The winter settled in early that year, and with the passes of the hills blocked by snow, the caravans of laden camels which, in addition to merchandise of all sorts, brought news from the world to the east and the world to the west of mountain-clipped Kandahār, ceased to come into the big bazaar. And the cold kept most people at home, or shivering beside the glowing braziers set outside the shops. It was not the season for active work, and so Prince Askurry let it slip by without really making up his mind what he was to do with Baby Akbar. Meanwhile the child could live in the bastion of the palace, and play with his little cousins. Whether he was to be betrothed to Baby Amina or not could be decided in the spring; this was the time for rest and home comfort without fear of any disturbing, since none could cross the passes in winter.

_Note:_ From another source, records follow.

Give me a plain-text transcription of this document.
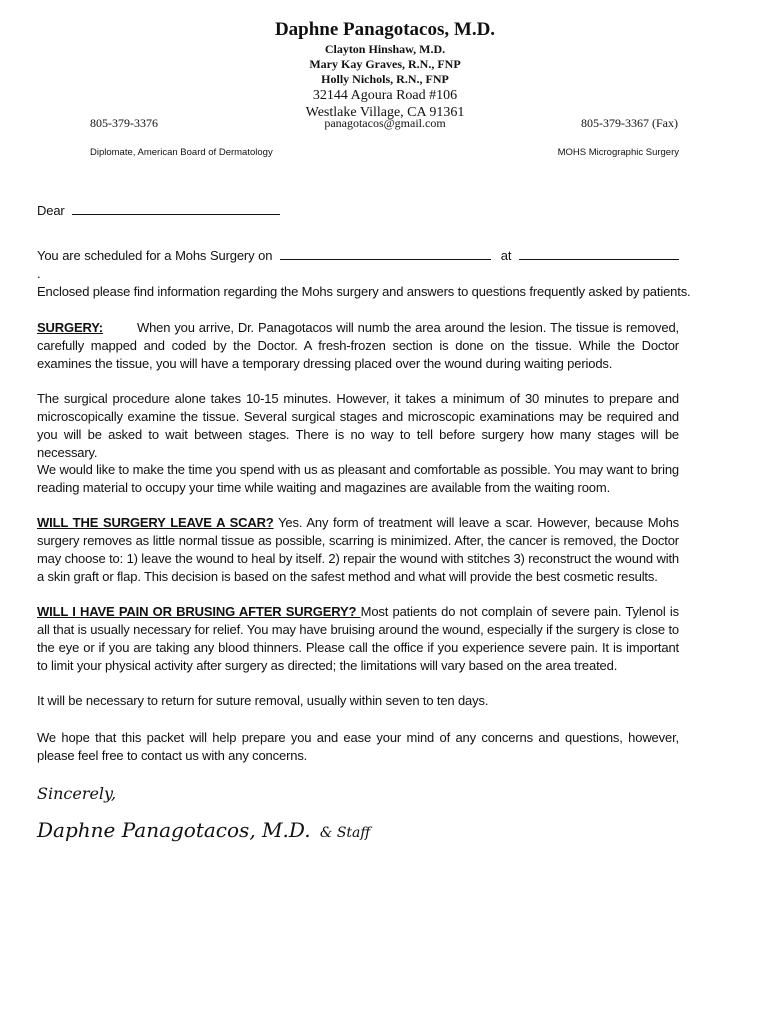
Daphne Panagotacos, M.D.
Clayton Hinshaw, M.D.
Mary Kay Graves, R.N., FNP
Holly Nichols, R.N., FNP
32144 Agoura Road #106
Westlake Village, CA 91361
805-379-3376	panagotacos@gmail.com	805-379-3367 (Fax)
Diplomate, American Board of Dermatology	MOHS Micrographic Surgery
Dear
You are scheduled for a Mohs Surgery on	at .
Enclosed please find information regarding the Mohs surgery and answers to questions frequently asked by patients.
SURGERY:	When you arrive, Dr. Panagotacos will numb the area around the lesion. The tissue is removed, carefully mapped and coded by the Doctor. A fresh-frozen section is done on the tissue. While the Doctor examines the tissue, you will have a temporary dressing placed over the wound during waiting periods.
The surgical procedure alone takes 10-15 minutes. However, it takes a minimum of 30 minutes to prepare and microscopically examine the tissue. Several surgical stages and microscopic examinations may be required and you will be asked to wait between stages. There is no way to tell before surgery how many stages will be necessary.
We would like to make the time you spend with us as pleasant and comfortable as possible. You may want to bring reading material to occupy your time while waiting and magazines are available from the waiting room.
WILL THE SURGERY LEAVE A SCAR? Yes. Any form of treatment will leave a scar. However, because Mohs surgery removes as little normal tissue as possible, scarring is minimized. After, the cancer is removed, the Doctor may choose to: 1) leave the wound to heal by itself. 2) repair the wound with stitches 3) reconstruct the wound with a skin graft or flap. This decision is based on the safest method and what will provide the best cosmetic results.
WILL I HAVE PAIN OR BRUSING AFTER SURGERY? Most patients do not complain of severe pain. Tylenol is all that is usually necessary for relief. You may have bruising around the wound, especially if the surgery is close to the eye or if you are taking any blood thinners. Please call the office if you experience severe pain. It is important to limit your physical activity after surgery as directed; the limitations will vary based on the area treated.
It will be necessary to return for suture removal, usually within seven to ten days.
We hope that this packet will help prepare you and ease your mind of any concerns and questions, however, please feel free to contact us with any concerns.
Sincerely,
Daphne Panagotacos, M.D. & Staff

Princess Sultanam, however, to whom in her seclusion winter and summer were much alike, grew fond of the little lad, and never ceased to urge on her husband the wisdom of so treating Prince Akbar, that should King Humāyon by good luck—and he had a knack of being lucky—find himself again with an army at his back, his hands would be tied from revenge on the Court at Kābul.
Now, Askurry was no fool; he saw that, for the present at any rate, until Humāyon's fate was decided, it would be wiser to be kind; so he decided that when he held the New Year's assemblage he would present the little prince in due form to the chiefs and nobles.
Head-nurse was almost crazy with delight at the very idea. She and Foster-mother sent all their jewels to the goldsmith to be made up into suitable ornaments for Baby Akbar, and they ransacked the shops for odd scraps of brocade with which to make him the finest of fine state robes.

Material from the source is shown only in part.